The applicants reported this abuse to the Lithuanian authorities but the prosecutors decided not to initiate a pre-trial investigation for incitement to hatred and violence. They claimed that the authors of these comments were merely expressing their opinion and, though unethical, did not warrant criminal prosecution. The prosecutors highlighted that this view was in line with the practice of the Supreme Court in similar cases. In a final ruling in February 2015, the domestic courts confirmed the prosecutor’s decision.  In its view, the applicants’ behaviour had been deliberately provocative as they could have foreseen that a photo of two men kissing would have caused controversy.

The applicants then took their complaint to the European Court of Human Rights, alleging that the Lithuanian authorities had violated Article 14 in conjunction with Article 8. They also argued that there had been a violation of their Article 13 right to an effective remedy because the authorities’ refusal to investigate left them no possibility of legal redress.

The Court found that Articles 14 and 8 were engaged in this case as the comments had affected their psychological wellbeing and dignity. The Government denied that they had acted in a discriminatory manner. They argued that the decision not to prosecute was not based on their sexuality but rather their provocative behaviour and the fact that the actions of the commenters had not reached a level considered to be criminal.

The Court found that the applicants’ sexual orientation had played a role in the way they were treated by the authorities. They had expressed disapproval at the applicants’ behaviour and had cited the “incompatibility of traditional family values with social acceptance of homosexuality”. In the Court’s view, due to the discriminatory attitude of the authorities, the applicants had not been adequately protected by them and this discriminatory attitude was the reason they did not comply with their duty to investigate.

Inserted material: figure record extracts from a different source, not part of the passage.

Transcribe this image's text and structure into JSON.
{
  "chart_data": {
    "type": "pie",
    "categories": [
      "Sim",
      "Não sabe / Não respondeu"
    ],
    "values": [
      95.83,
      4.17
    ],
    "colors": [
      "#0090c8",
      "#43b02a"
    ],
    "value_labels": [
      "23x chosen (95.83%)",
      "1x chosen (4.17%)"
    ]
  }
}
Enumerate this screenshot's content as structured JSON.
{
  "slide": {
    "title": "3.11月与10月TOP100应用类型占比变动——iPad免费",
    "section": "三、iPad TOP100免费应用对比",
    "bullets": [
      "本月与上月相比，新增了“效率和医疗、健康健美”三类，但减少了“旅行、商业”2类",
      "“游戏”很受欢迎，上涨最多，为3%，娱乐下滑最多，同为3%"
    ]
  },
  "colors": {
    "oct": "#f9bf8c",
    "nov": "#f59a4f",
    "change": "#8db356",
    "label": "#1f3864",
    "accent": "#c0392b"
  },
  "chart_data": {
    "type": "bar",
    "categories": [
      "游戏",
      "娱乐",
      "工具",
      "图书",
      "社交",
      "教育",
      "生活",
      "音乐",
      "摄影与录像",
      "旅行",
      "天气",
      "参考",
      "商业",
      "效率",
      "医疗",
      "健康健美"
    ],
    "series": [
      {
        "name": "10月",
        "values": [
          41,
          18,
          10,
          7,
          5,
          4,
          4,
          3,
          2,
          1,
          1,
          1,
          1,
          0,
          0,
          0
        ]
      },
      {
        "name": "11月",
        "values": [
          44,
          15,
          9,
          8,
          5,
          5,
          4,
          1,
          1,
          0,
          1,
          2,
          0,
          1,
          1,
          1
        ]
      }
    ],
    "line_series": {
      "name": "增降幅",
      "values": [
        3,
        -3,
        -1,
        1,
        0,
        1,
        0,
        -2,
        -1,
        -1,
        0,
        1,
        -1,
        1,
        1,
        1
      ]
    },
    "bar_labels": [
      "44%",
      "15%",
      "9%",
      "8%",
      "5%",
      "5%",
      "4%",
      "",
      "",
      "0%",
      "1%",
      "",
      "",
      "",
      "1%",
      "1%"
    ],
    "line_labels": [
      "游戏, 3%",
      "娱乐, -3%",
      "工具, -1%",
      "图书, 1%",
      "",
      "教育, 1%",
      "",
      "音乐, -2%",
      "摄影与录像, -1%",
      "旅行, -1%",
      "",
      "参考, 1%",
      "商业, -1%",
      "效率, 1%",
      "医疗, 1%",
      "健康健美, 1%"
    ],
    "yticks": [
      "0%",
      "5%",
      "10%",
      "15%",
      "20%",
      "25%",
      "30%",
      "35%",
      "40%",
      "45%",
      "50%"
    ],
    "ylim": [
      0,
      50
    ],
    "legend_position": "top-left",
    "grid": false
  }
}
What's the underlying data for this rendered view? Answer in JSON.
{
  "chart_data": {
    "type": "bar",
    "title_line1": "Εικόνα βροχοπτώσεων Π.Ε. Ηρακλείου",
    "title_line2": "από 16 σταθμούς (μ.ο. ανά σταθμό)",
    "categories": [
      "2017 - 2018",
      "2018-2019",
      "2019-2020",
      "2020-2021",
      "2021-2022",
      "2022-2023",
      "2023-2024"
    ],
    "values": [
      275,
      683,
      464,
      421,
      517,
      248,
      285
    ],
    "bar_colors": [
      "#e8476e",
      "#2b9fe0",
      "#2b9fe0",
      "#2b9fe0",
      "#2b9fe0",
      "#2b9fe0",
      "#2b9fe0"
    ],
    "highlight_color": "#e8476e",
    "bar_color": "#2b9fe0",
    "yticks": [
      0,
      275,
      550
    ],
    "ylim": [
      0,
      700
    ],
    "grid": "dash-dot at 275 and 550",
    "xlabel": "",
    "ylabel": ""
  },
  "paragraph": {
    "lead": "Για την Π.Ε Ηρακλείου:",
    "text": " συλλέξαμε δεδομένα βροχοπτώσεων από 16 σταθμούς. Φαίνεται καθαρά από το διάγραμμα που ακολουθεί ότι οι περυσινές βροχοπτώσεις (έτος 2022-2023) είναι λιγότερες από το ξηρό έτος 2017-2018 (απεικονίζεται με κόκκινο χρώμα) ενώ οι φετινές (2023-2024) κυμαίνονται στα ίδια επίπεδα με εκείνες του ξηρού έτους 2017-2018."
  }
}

The Court concluded that the applicants had suffered discrimination on the grounds of sexual orientation and the government had not provided justification showing that this difference in treatment was not incompatible with the Convention.

The Court also found that Lithuania had violated the applicants’ Article 13 right to an effective remedy. The case law of the Supreme Court, as applied by the prosecutors highlighted the “eccentric behaviour” of sexual minorities. The Court also cited evidence that all 30 pre-trial investigations for similar incidents had been discontinued. Even the domestic court that handed down the final ruling in this case pointed out that opening criminal proceedings would have been a “waste of time.”